Damnée Gus, Sacrée Jason
Hey guys, it's Jason. You may remember me from such blog posts as this one, or perhaps even this one. Here's the deal though - unlike Joe, in his post - I neglected to identify myself as 'not Gus'.
I couldn't help but notice even though Gus is by far the superior Flux-blogger, his profile is far less informative than mine or Joe's. Except to say that he's in the accounting industry and lives in Afghanistan... and those are LIES! Kinda makes you question everything you've read here on our little corner of the internet, doesn't it? Next thing you know he'll be trying to claim this. Although admittedly, that would be pretty cool.
Anyway, as I was saying - I'm not Gus. I'm also not Dave. (ask your favorite Flux-er to explain that joke... although be warned, once you ask, we'll know who your favorite is.)
I know what your thinking, "But Jason... Gus' posts are informative and keep me abreast of what fun and exciting things Flux has been up to! Even Joe's post, although a little wordy, talked about Marisa Tomei. What's the point of your post?"
First off, I would also like to congratulate your thoughts on the appropriate use of the possessive apostrophe there. Way to go. And I'm getting to the point.
I mentioned this briefly at Flux Sunday today, however I'm sure some of you weren't there. (and at Flux Sunday I couldn't provide you with nifty hyperlinks). Last night I went to go see frequent Flux Sunday participant (and Food:Soul vet) Elise Link in Damnée Manon, Sacrée Sandra at Theatre Row, presented by Beyond the Wall Productions. Sorry, I should have said I went to see Elise Link in the show. (you see what I did there? Link? ...taps imaginary microphone... Is this thing on?)

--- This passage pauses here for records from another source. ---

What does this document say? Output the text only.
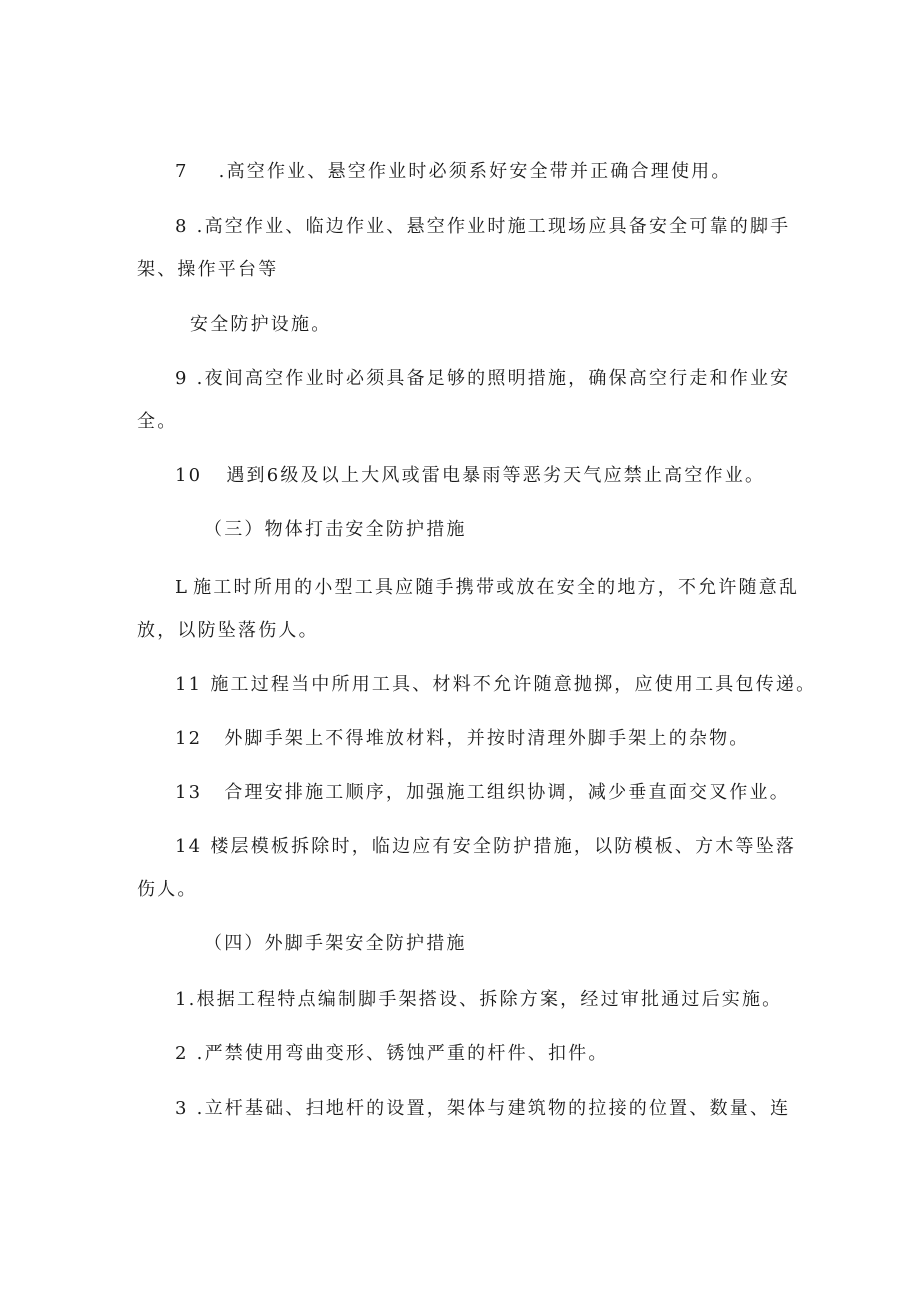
7 .高空作业、悬空作业时必须系好安全带并正确合理使用。
8 .高空作业、临边作业、悬空作业时施工现场应具备安全可靠的脚手
架、操作平台等
安全防护设施。
9 .夜间高空作业时必须具备足够的照明措施，确保高空行走和作业安
全。
10 遇到6级及以上大风或雷电暴雨等恶劣天气应禁止高空作业。
（三）物体打击安全防护措施
L 施工时所用的小型工具应随手携带或放在安全的地方，不允许随意乱
放，以防坠落伤人。
11 施工过程当中所用工具、材料不允许随意抛掷，应使用工具包传递。
12 外脚手架上不得堆放材料，并按时清理外脚手架上的杂物。
13 合理安排施工顺序，加强施工组织协调，减少垂直面交叉作业。
14 楼层模板拆除时，临边应有安全防护措施，以防模板、方木等坠落
伤人。
（四）外脚手架安全防护措施
1.根据工程特点编制脚手架搭设、拆除方案，经过审批通过后实施。
2 .严禁使用弯曲变形、锈蚀严重的杆件、扣件。
3 .立杆基础、扫地杆的设置，架体与建筑物的拉接的位置、数量、连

Damnée Manon, Sacrée Sandra reveals the obsessions and desires of it's two title characters, Manon and Sandra, through a series of intertwining monologues -- no doubt a daunting project for all involved (and certainly actor Carlton Tanis and director Danya Nardi deserve to be commended for their work as well). However the night's most heartbreaking, chilling (and often hilarious) moments belong to Elise. We see the heartfelt rigor of Manon's passion and how that which drives her could ultimately destroy her. There were several moments I felt I wasn't given proper time to digest the power of a monologue as the play pushed forward. Very riveting performance.
I'm floored every week by the talent of people that come out on Flux Sundays; writers, directors and actors. It was great to see an actor that I normally see take quick stabs at cold readings and super-quickly staged scenes (and most Flux Sunday participants fall into this category for me) - really shine in a full-staged production. It really excites me to see what everyone can do with our season.
Fortunately I went early in the run of the show, thereby giving all you folks plenty of time to go see it yourself. You have until February 1st -- although not too many nights of performances --and you can get your tickets here. Consider yourself encouraged to do so.
We now return to your regularly scheduled posts of Gus, King of Dogs.